Increasing prize money helped attract top-tier players to the Portland event, contributing to a period in the late 1990s and early 2000s that is often described as the tournament’s heyday. During this peak period, attendance figures approached forty thousand fans, demonstrating the event’s strong appeal among golf enthusiasts in the Pacific Northwest.
Notable Events and Milestones
One of the defining moments in the history of the Fred Meyer Challenge came in the late 1990s, when the tournament reached its highest level of popularity and prestige. The combination of an expanded prize fund, a strong field of marquee PGA Tour players, and enthusiastic local support created an atmosphere that rivaled many regular tour stops.
The tournament’s most significant milestone was its conclusion in 2002, when Fred Meyer was acquired by the Kroger Company and discontinued its sponsorship. Without a title sponsor, the long-running charity event was unable to continue, ending a seventeen-year run that had become a staple of the Oregon sports calendar.
Fred Meyer Challenge Legacy
The end of the Fred Meyer Challenge did not mark the end of professional golf events organized by Peter Jacobsen in Oregon. In 2003, Jacobsen brought The Tradition, a major event on the PGA Tour Champions circuit, to the state, where it was played at The Reserve from 2003 through 2006 before moving to Crosswater Club in Sunriver, Oregon, where it remained through 2010.

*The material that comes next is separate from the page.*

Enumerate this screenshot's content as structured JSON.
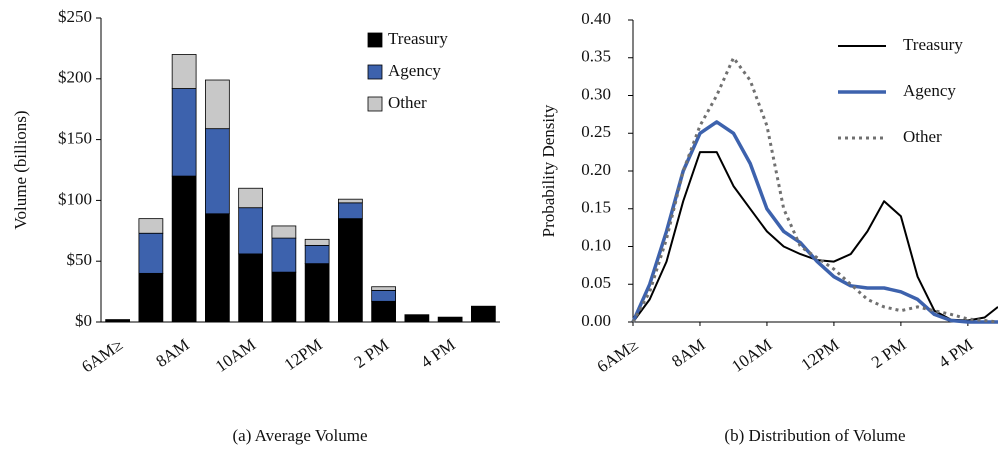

In 2011, Jacobsen’s company Peter Jacobsen Sports revived the team-style exhibition concept with the Umpqua Bank Challenge, which drew fifteen thousand spectators to Portland Golf Club in its first year and ten thousand fans to The Reserve in 2012. However, declining attendance and sponsorship shortfalls led Jacobsen to announce in October 2012 that the 2012 edition might be the last, effectively closing a chapter on challenge-style team golf tournaments in the Portland area.
2025 Season Outlook
No successor to the Fred Meyer Challenge has been scheduled in the Portland metropolitan area for 2025, more than two decades after the original event’s final edition. The Umpqua Bank Challenge, which briefly revived the team format between 2011 and 2012, has not returned, leaving a gap in the regional professional golf calendar that has not yet been filled by a comparable team-style exhibition.
Oregon continues to host professional golf through other venues and organizations, but the specific charity-team format pioneered by the Fred Meyer Challenge remains dormant. Whether a future event will revive this tradition in 2025 or beyond remains an open question for golf organizers in the Pacific Northwest.